Volando a Corea del Sur por tercera vez

Si me sigues en Facebook o Twitter ya viste que en Abril viajé a Corea del Sur.

Ahora quiero empezar a contarte esta historia que aún siendo la tercera vez que piso tierras coreanas, ha sido quizás la más increíble.

Este viaje lo hice solo. Así es. Fui exclusivamente a entrenar con grandes maestros coreanos. Nada de campeonatos, ni cursos. Bueno en realidad a comer deliciosa comida coreana y, entre comida y comida, entrenar.

Como iba solo decidí gastar un poco y volar con Korean Air. Fueron 980€ (ida y vuelta) pero deja que te diga, menuda diferencia. No solo por ser un vuelo directo desde Barcelona a Seúl, cosa que hace que el tiempo en el aire sean solo 12 horas. Sino que además el servicio abordo es de lo mejor que he visto en todos mis viajes con otras compañías. Ya sabes que soy un poco tiquismiquis al comer, esta ha sido la primera vez que la comida de avión me ha gustado. Era bibimbap!

Mi cara de emoción ante las trepidantes 12 horas de viaje que me esperaban:

No hay planes que valgan

Este viaje ha sido el más improvisado de mi vida. Con tan solo unas borrosas pinceladas no reservé ni un hotel. Fue todo sobre la marcha. ¿Por qué? No tenía ni idea antes de llegar a Corea del Sur cuántos días estaría entrenando con cada Maestro. Estos estaban en diferentes partes de Corea así que hacer planes era inútil. Tan solo tenía un dato, al llegar a Seúl debía coger el tren de alta velocidad (KTX) y viajar una hora dirección sur a la ciudad de Daejeon.

Aquí es cuando me cuelgo la mini medalla. La verdad es que no tuve ningún problema en llegar a Seúl desde el aeropuerto de Incheon y de ahí tren a Daejeon. En el sentido de recargar mi tarjeta de metro, comprar billete, buscar el anden, etc… Siendo esta mi tercera incursión por estos lares, me sentí bastante cómodo con todo. Para la próxima seré un coreano más.

La quinta ciudad más grande

Si le preguntas a cualquier coreano te dirá, como me dijeron a mi, que en Daejeon no hay nada. Es una ciudad dormitorio, familiar, sin nada que ver o hacer para el turista.

Ciertamente es así, hay pocas cosas que un turista pueda encontrar interesantes (más allá de la vida cotidiana de sus habitantes, que ya sabes me encanta fotografiar).

Esta ciudad era mi primera parada, el primer gran maestro me esperaba. Llegué, me puse en contacto y me encontré con él.

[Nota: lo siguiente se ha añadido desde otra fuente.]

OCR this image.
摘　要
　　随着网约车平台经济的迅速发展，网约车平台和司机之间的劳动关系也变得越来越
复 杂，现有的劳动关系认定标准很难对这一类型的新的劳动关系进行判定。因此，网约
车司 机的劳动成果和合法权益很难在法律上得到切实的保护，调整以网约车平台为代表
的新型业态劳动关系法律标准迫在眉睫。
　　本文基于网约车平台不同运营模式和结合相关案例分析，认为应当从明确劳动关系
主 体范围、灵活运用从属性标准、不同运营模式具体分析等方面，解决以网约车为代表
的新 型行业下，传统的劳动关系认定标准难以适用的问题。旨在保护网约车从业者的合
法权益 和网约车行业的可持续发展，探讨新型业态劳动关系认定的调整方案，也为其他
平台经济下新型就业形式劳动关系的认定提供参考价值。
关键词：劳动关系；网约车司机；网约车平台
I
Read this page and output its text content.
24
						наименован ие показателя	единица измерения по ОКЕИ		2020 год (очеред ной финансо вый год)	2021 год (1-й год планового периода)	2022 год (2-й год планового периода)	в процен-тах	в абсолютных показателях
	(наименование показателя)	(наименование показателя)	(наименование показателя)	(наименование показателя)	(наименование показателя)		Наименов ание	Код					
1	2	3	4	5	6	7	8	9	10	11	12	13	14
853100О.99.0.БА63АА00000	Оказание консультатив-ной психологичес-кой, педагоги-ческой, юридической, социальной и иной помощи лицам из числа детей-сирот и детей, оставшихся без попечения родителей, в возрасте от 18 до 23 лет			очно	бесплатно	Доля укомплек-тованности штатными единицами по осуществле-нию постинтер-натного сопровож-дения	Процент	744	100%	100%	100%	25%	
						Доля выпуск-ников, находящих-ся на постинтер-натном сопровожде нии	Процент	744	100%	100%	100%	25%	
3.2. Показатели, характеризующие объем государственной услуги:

Este, tras invitarme a cenar con su familia en su casa, me llevó a una calle llena de moteles y me metió en el primero que vio. Suficiente. Económico y sencillo, a veces para dormir no hace falta más. Aunque soy de los que valora cada vez más una buena habitación para recuperar energía. Sea como sea, iba a estar allí la primera semana. Ya habría tiempo de gastar mis “wones” en otro hotel más adelante.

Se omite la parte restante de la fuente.